Star Wars: Scoundrels Review (Mild Spoilers)

First things first, if you’ve managed to stay mostly spoiler free for this book, I highly suggest you continue to do so because wow will it be worth it.  This review will contain mild spoilers so read at your own risk.

Scoundrels-coverScoundrels is absolutely the book that so many of us been anxiously awaiting.  At one of the Star Wars Expanded Universe panels at Dragon*Con, one convention goer asked if it was “safe to come home yet” to the Expanded Universe.  After reading Scoundrels, not only can I say that it is safe to come home again but that there has never been a better time to get into the Expanded Universe.  Not only does the book require no more context than A New Hope but the ebook edition even includes an approximately 125 page primer and introduction to other aspects of the EU.  But let’s focus on the actual book for now.

The plot of Scoundrels is simple: Han Solo still has a price on his head courtesy of Jabba the Hutt when a job with a huge payoff falls into his lap.  If he succeeds, his share of the credits will be more than enough to pay off Jabba with millions to spare.  He has to put together a team and pull off the heist before the chance for more credits than he’s ever seen vanishes.  Clearly it’s going to take a lot of luck and some people who are very good at their jobs to pull this one off.

The basic plot of the book follows the same structure of most heist films.  Han assembles the team, they sneakily watch the target, a plan is made, they start the heist, and then things inevitably go wrong.  On top of that, both Imperial Intelligence and Black Sun are involved, making for an even more tangled web.  Even though the structure is the same, it doesn’t fall into any terribly predictable traps.  In fact, it’s quite fun to watch how this newly assembled team approaches what looks to be an impossible task.  By the time Zahn finishes the book, you’ll want to immediately start reading again to see how everything fits together.  (It’s certainly what I’ll be doing as soon tonight.)
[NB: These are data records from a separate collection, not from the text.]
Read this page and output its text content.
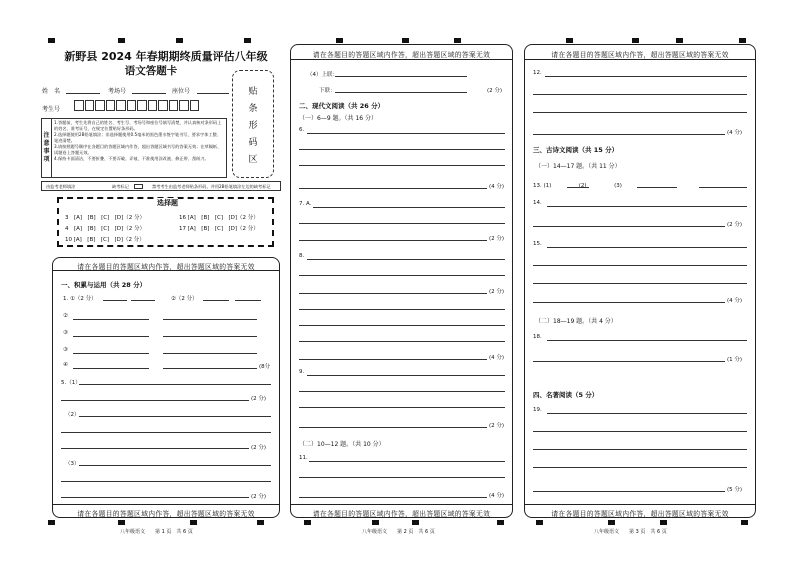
新野县 2024 年春期期终质量评估八年级
语文答题卡
姓　名	考场号	座位号
考生号
贴
条
形
码
区
注
意
事
项
1.答题前，考生先将自己的姓名、考生号、考场号和座位号填写清楚，并认真核对条形码上的姓名、准考证号，在规定位置贴好条形码。
2.选择题使用2B铅笔填涂；非选择题使用0.5毫米的黑色墨水签字笔书写，要求字体工整、笔迹清楚。
3.请按照题号顺序在各题目的答题区域内作答，超出答题区域书写的答案无效；在草稿纸、试题卷上答题无效。
4.保持卡面清洁，不要折叠、不要弄破、弄皱，不准使用涂改液、修正带、刮纸刀。
由监考老师填涂	缺考标记	禁考考生由监考老师贴条形码，并用2B铅笔填涂左边的缺考标记
选择题
3　[A]　[B]　[C]　[D]（2 分）
4　[A]　[B]　[C]　[D]（2 分）
10 [A]　[B]　[C]　[D]（2 分）
16 [A]　[B]　[C]　[D]（2 分）
17 [A]　[B]　[C]　[D]（2 分）
请在各题目的答题区域内作答，超出答题区域的答案无效
一、积累与运用（共 28 分）
1. ①（2 分）	②（2 分）
②
③
③
④	(8分
5.（1）
(2 分)
（2）
(2 分)
（3）
(2 分)
请在各题目的答题区域内作答，超出答题区域的答案无效
八年级语文　　第 1 页　共 6 页
请在各题目的答题区域内作答，超出答题区域的答案无效
（4）上联：
下联：	(2 分)
二、现代文阅读（共 26 分）
（一）6—9 题。（共 16 分）
6.
(4 分)
7. A.
(2 分)
8.
(2 分)
(4 分)
9.
(2 分)
（二）10—12 题。（共 10 分）
11.
(4 分)
请在各题目的答题区域内作答，超出答题区域的答案无效
八年级语文　　第 2 页　共 6 页
请在各题目的答题区域内作答，超出答题区域的答案无效
12.
(4 分)
三、古诗文阅读（共 15 分）
（一）14—17 题。（共 11 分）
13. (1)　　　　　(2)　　　　　(3)
14.
(2 分)
15.
(4 分)
（二）18—19 题。（共 4 分）
18.
(1 分)
四、名著阅读（5 分）
19.
(5 分)
请在各题目的答题区域内作答，超出答题区域的答案无效
八年级语文　　第 3 页　共 6 页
Even though it’s a big cast with eleven people as a part of the heist team, Zahn does a great job of balancing the narrative so readers get to know all of the crew.  Even the personalities and motivations of some of the more minor members of the team like Dozer are readily apparently by the end.  Some characters will be familiar faces to fans while others are completely new creations.  Zahn does equally well with characters we’ve seen him write before such as Han and Lando as he does with these new characters.  Two standout fantastic characters include Bink and Tavia Kitik who were previous introduced in the e-novella Winner Lose All.  They both have their own distinct personalities and interests but when they pull off a scheme that depends on their identical features, it’s fantastic.  I’d be thrilled to see the twins and almost any of the other new characters appear in more Expanded Universe novels.  Getting to see a young Kell Tainer was also quite fun especially since Zahn recalled what was almost a throw away line about his background: he’s another Alderaanian survivor.   It really made me tilt my head and look at the character in a whole new light.  Additionally, if anyone was concerned about Lando showing up in this book messing with canon, your concerns were for nothing.  I promise that Zahn makes it work.

I’ll freely admit to being biased but one of the strongest characters in the book was Winter.  This book is by far one of my favourites to feature Winter mainly because of how readers finally get a chance to go into her head.  Scoundrels takes place almost immediately after the Battle of Yavin and that means the open wound that is Alderaan is still raw.  The pages where Zahn is inside Winter’s head as she reflects upon Alderaan are positively heartbreaking.  Aside from that, Zahn also shows us just why Winter had a reputation for being one of the top agents for the Rebel Alliance because she is just that good at her job.  I’d love it if Zahn wrote Winter more often especially in this era.  (Maybe a short story with Winter and Leia that takes place after this book…)

At the end of the day, Scoundrels is a book that neglects neither the plot nor its characters and comes out all the stronger for it.  It’s a wonderful fun read that will likely fans wanting more.

Overall, I give Scoundrels 5 stars and highly suggest you all go read it immediately.